5. How to Use Windows Memory Diagnostics
Memory
problems are one of the most common types of hardware problem. Memory
problems can prevent Windows from starting and cause unpredictable Stop
errors when Windows Vista has started. Because memory-related problems can cause intermittent failures, they can be difficult to identify.
Because
of the massive number of memory chips hardware manufacturers produce,
and the high standards customers have for reliability, memory testing
is a highly refined science. Different memory tests are designed to
detect specific types of common failures, including:
A
bit may always return 1, even if set to 0. Similarly, a bit may always
return 0, even if set to 1. This is known as a Stuck-At Fault (SAF). The wrong bit is addressed when attempting to read or write a specific bit. This is known as an Address Decoder Fault (AF). A section of memory may not allow values to change. This is known as a Transition Fault (TF). A section of memory changes when being read. This is called a Read Disturb Fault (RDF). One
or more bits lose their contents after a period of time. This is known
as a Retention Fault (RF), and can be one of the more challenging types
of failures to detect. A change to one
bit affects another bit. This is known as a Coupling Fault (CF) if the
faulty bit changes to the same value as the modified bit, an Inversion
Coupling Fault (CFin) if the faulty bit changes to the opposite value
as the modified bit, or an Idempotent Coupling Fault (CFid) if the
faulty bit always becomes a certain value (1 or 0) after any transition
in the modified bit. This behavior can also occur because of a short
between two cells, known as a Bridging Fault (BF).
Given
these types of failures, it’s clear that no single test could properly
diagnose all the problems. For example, a test that wrote all 1s to
memory and then verified that the memory returned all 1s would properly
diagnose an SAF fault where memory was stuck at 0. However, it would
fail to diagnose an SAF fault where memory was stuck at 1, and it would
not be complex enough to find many bridging or coupling faults.
Therefore, to properly diagnose all types of memory failures, Windows
Memory Diagnostics provides several different types of test.
|
Fortunately,
Windows Vista includes Windows Memory Diagnostics, an offline
diagnostic tool that automatically tests your computer’s memory.

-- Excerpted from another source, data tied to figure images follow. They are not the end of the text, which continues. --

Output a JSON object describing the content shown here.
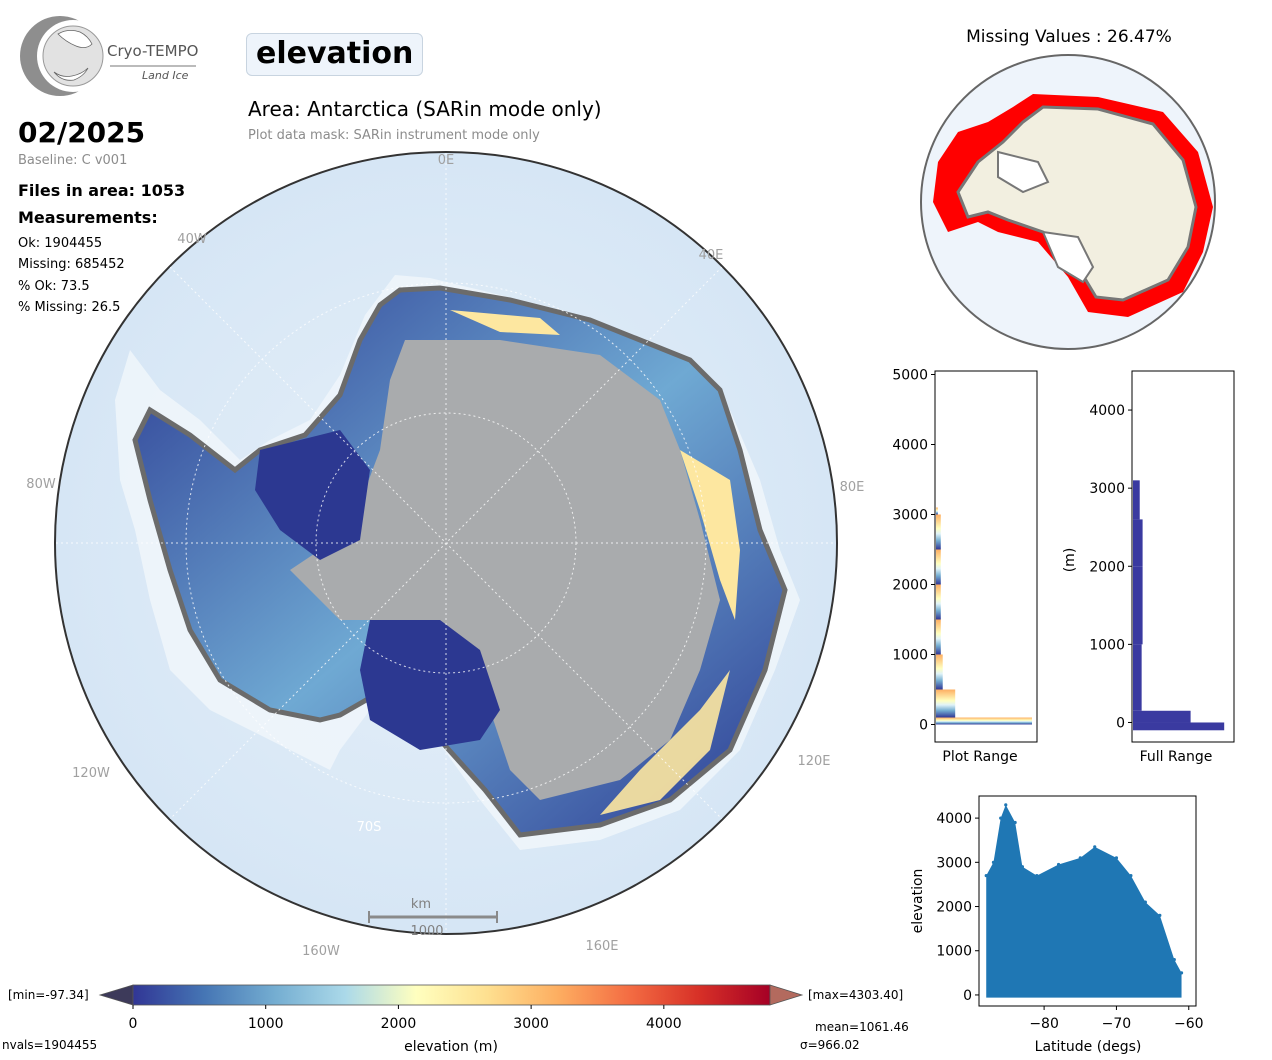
{
  "header": {
    "logo_text": "Cryo-TEMPO",
    "logo_subtext": "Land Ice",
    "variable": "elevation",
    "area_title": "Area: Antarctica (SARin mode only)",
    "mask_note": "Plot data mask: SARin instrument mode only"
  },
  "summary": {
    "date": "02/2025",
    "baseline": "Baseline: C v001",
    "files": "Files in area: 1053",
    "measurements_label": "Measurements:",
    "ok": "Ok: 1904455",
    "missing": "Missing: 685452",
    "pct_ok": "% Ok: 73.5",
    "pct_missing": "% Missing: 26.5"
  },
  "map": {
    "longitude_labels": [
      "0E",
      "40E",
      "80E",
      "120E",
      "160E",
      "160W",
      "120W",
      "80W",
      "40W"
    ],
    "latitude_label": "70S",
    "scalebar_unit": "km",
    "scalebar_value": "1000"
  },
  "colorbar": {
    "label": "elevation (m)",
    "ticks": [
      "0",
      "1000",
      "2000",
      "3000",
      "4000"
    ],
    "min_text": "[min=-97.34]",
    "max_text": "[max=4303.40]",
    "mean_text": "mean=1061.46",
    "sigma_text": "σ=966.02",
    "nvals_text": "nvals=1904455",
    "colors": [
      "#313695",
      "#4575b4",
      "#74add1",
      "#abd9e9",
      "#ffffbf",
      "#fee090",
      "#fdae61",
      "#f46d43",
      "#d73027",
      "#a50026"
    ]
  },
  "missing_map": {
    "title": "Missing Values : 26.47%",
    "missing_color": "#ff0000",
    "land_color": "#f2efe0"
  },
  "chart_data": [
    {
      "type": "bar",
      "orientation": "horizontal",
      "name": "histogram-plot-range",
      "xlabel": "Plot Range",
      "ylabel": "",
      "ylim": [
        -250,
        5050
      ],
      "y_ticks": [
        "0",
        "1000",
        "2000",
        "3000",
        "4000",
        "5000"
      ],
      "bins": [
        {
          "y0": 0,
          "y1": 100,
          "count": 1.0
        },
        {
          "y0": 100,
          "y1": 500,
          "count": 0.2
        },
        {
          "y0": 500,
          "y1": 1000,
          "count": 0.07
        },
        {
          "y0": 1000,
          "y1": 1500,
          "count": 0.05
        },
        {
          "y0": 1500,
          "y1": 2000,
          "count": 0.05
        },
        {
          "y0": 2000,
          "y1": 2500,
          "count": 0.05
        },
        {
          "y0": 2500,
          "y1": 3000,
          "count": 0.05
        },
        {
          "y0": 3000,
          "y1": 3100,
          "count": 0.02
        }
      ]
    },
    {
      "type": "bar",
      "orientation": "horizontal",
      "name": "histogram-full-range",
      "xlabel": "Full Range",
      "ylabel": "(m)",
      "ylim": [
        -250,
        4500
      ],
      "y_ticks": [
        "0",
        "1000",
        "2000",
        "3000",
        "4000"
      ],
      "bar_color": "#3a3aa0",
      "bins": [
        {
          "y0": -100,
          "y1": 0,
          "count": 0.95
        },
        {
          "y0": 0,
          "y1": 150,
          "count": 0.6
        },
        {
          "y0": 150,
          "y1": 1000,
          "count": 0.09
        },
        {
          "y0": 1000,
          "y1": 2000,
          "count": 0.1
        },
        {
          "y0": 2000,
          "y1": 2600,
          "count": 0.1
        },
        {
          "y0": 2600,
          "y1": 3100,
          "count": 0.07
        }
      ]
    },
    {
      "type": "scatter",
      "name": "elevation-vs-latitude",
      "xlabel": "Latitude (degs)",
      "ylabel": "elevation",
      "xlim": [
        -89,
        -59
      ],
      "ylim": [
        -250,
        4500
      ],
      "x_ticks": [
        "−80",
        "−70",
        "−60"
      ],
      "y_ticks": [
        "0",
        "1000",
        "2000",
        "3000",
        "4000"
      ],
      "color": "#1f77b4",
      "envelope": [
        {
          "lat": -88.0,
          "max": 2700
        },
        {
          "lat": -87.0,
          "max": 3000
        },
        {
          "lat": -86.0,
          "max": 4000
        },
        {
          "lat": -85.3,
          "max": 4300
        },
        {
          "lat": -84.0,
          "max": 3900
        },
        {
          "lat": -83.0,
          "max": 2900
        },
        {
          "lat": -81.0,
          "max": 2700
        },
        {
          "lat": -78.0,
          "max": 2950
        },
        {
          "lat": -75.0,
          "max": 3100
        },
        {
          "lat": -73.0,
          "max": 3350
        },
        {
          "lat": -70.0,
          "max": 3100
        },
        {
          "lat": -68.0,
          "max": 2700
        },
        {
          "lat": -66.0,
          "max": 2100
        },
        {
          "lat": -64.0,
          "max": 1800
        },
        {
          "lat": -62.0,
          "max": 800
        },
        {
          "lat": -61.0,
          "max": 500
        }
      ]
    }
  ]
}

Windows Memory Diagnostics tests your memory by repeatedly writing
values to memory and then reading those values from memory to verify
that they have not changed. To identify the widest range of memory
failures, Windows Memory Diagnostics includes three different testing
levels:
Basic
Standard All basic tests, plus:
Extended All standard tests, plus:
While
the specifics of each of these tests is not important for
administrators to understand, it is important to understand that memory
testing is never perfect. Failures are often intermittent, and may only
occur once every several days or weeks in regular usage. Automated
tests such as those done by Windows Memory Diagnostics increase the
likelihood that a failure can be detected; however, you can still have
faulty memory while Windows Memory Diagnostics indicates that no
problems were detected. To minimize this risk, run Extended tests, and
increase the number of repetitions. The more tests you run, the more
confident you can be in the result.
After
Windows Memory Diagnostic completes testing, the computer will
automatically restart. Windows Vista will display a notification bubble
with the test results, as shown in Figure 3, and you can view events in the System Event Log with the source MemoryDiagnosticsResults (event ID 1201).
If
you do identify a memory failure, it is typically not worthwhile to
attempt to repair the memory. Instead, you should replace unreliable
memory. If the computer has multiple memory cards and you are unsure
which card is causing the problem, replace each card and then rerun
Windows Memory Diagnostics until the computer is reliable.
If
problems persist even after replacing the memory, the problem is caused
by an outside source. For example, high temperatures (often found in
mobile PCs) can cause memory to be unreliable. While computer
manufacturers typically choose memory specifically designed to
withstand high temperatures, adding third-party memory that does not
meet the same specifications can cause failure. Besides heat, other
devices inside the computer can cause electrical interference. Finally,
motherboard or processor problems may occasionally cause memory
communication errors that resemble failing memory.